Several popular modern versions of Ramayana in English and our own languages include it.There is a reference to it in a single verse in Naalaayira Divyaprabandham. Tondaradippodi Azhvaar, who lived in the 8th century AD says in the 27th verse of his Tirumaalai:'I am not like the squirrel which tried to help those monkeys which were lifting and moving hills, by itself rolling over in the sea to provide a small block to the flow of the waves. My heart has the strength of trees, but is treacherous. I am unable to use it in the service of Sri Ranganatha. I am just wasting myself!'
Okay so the story goes like this,
Prior to the war, the vanara-sena consisting of monkeys and bears were busy building the bridge to Lanka. The construction was heavy-duty work. Some monkeys noticed a squirrel running back and forth in the construction site. They got curious and tried to observe what the squirrel was up to. The little brown squirrel dipped in the sea and rolled on the sands till its body was fully covered with sand. It then ran to the site of construction and shook the sand off its body and ran back to get the next ‘load’ of sand.

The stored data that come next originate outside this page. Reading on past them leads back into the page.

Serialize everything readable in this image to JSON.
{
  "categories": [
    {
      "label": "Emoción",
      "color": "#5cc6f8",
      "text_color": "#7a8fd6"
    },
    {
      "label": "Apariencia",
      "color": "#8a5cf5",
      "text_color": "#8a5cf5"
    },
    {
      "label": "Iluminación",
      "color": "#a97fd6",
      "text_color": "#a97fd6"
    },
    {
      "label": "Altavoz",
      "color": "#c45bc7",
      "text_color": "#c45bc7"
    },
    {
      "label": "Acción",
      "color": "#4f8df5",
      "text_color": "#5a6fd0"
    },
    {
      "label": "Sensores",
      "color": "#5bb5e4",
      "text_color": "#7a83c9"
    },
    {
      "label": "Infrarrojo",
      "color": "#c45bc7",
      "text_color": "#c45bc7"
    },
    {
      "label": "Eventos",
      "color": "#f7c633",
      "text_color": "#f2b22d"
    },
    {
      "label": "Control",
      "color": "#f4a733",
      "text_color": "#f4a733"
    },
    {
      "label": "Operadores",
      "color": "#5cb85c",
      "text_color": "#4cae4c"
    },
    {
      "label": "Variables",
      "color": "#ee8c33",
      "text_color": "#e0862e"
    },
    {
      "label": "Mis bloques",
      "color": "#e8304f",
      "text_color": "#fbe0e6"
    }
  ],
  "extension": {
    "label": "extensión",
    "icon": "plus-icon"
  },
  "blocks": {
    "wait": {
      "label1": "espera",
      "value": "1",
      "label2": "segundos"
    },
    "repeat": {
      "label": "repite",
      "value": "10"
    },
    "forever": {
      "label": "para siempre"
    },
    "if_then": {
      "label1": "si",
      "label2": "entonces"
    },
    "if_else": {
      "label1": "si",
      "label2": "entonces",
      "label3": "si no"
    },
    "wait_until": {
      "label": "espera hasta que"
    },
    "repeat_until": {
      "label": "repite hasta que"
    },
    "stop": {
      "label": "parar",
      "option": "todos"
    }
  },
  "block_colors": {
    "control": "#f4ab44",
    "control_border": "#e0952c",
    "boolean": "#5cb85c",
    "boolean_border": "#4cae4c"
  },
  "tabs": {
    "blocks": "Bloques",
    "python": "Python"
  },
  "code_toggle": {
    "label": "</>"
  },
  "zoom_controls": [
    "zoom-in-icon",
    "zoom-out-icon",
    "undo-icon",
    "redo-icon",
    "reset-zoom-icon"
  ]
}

Another version of the story says that it carried little pebbles in the mouth. In any case, the impact of its work was minimal; but the little squirrel went about the routine in full earnest. The monkeys found it amusing and started to mock the squirrel and the bears soon joined them in the act. The squirrel was quite upset in being teased and ran straight to Rama to complain. It had to stand tall on its little feet and shout to make itself heard to Rama – quite tall compared to the rodent. Rama heard the squirrel and his heart melted seeing tears in its eyes. He acknowledged the contribution of the squirrel, however small it was, in his efforts to bring Sita back.
Rama ran his fingers on the back of the animal as a gesture of acknowledgement. That movement of Rama’s fingers earned the squirrel its stripes, which are carried even today by the three striped palm squirrels.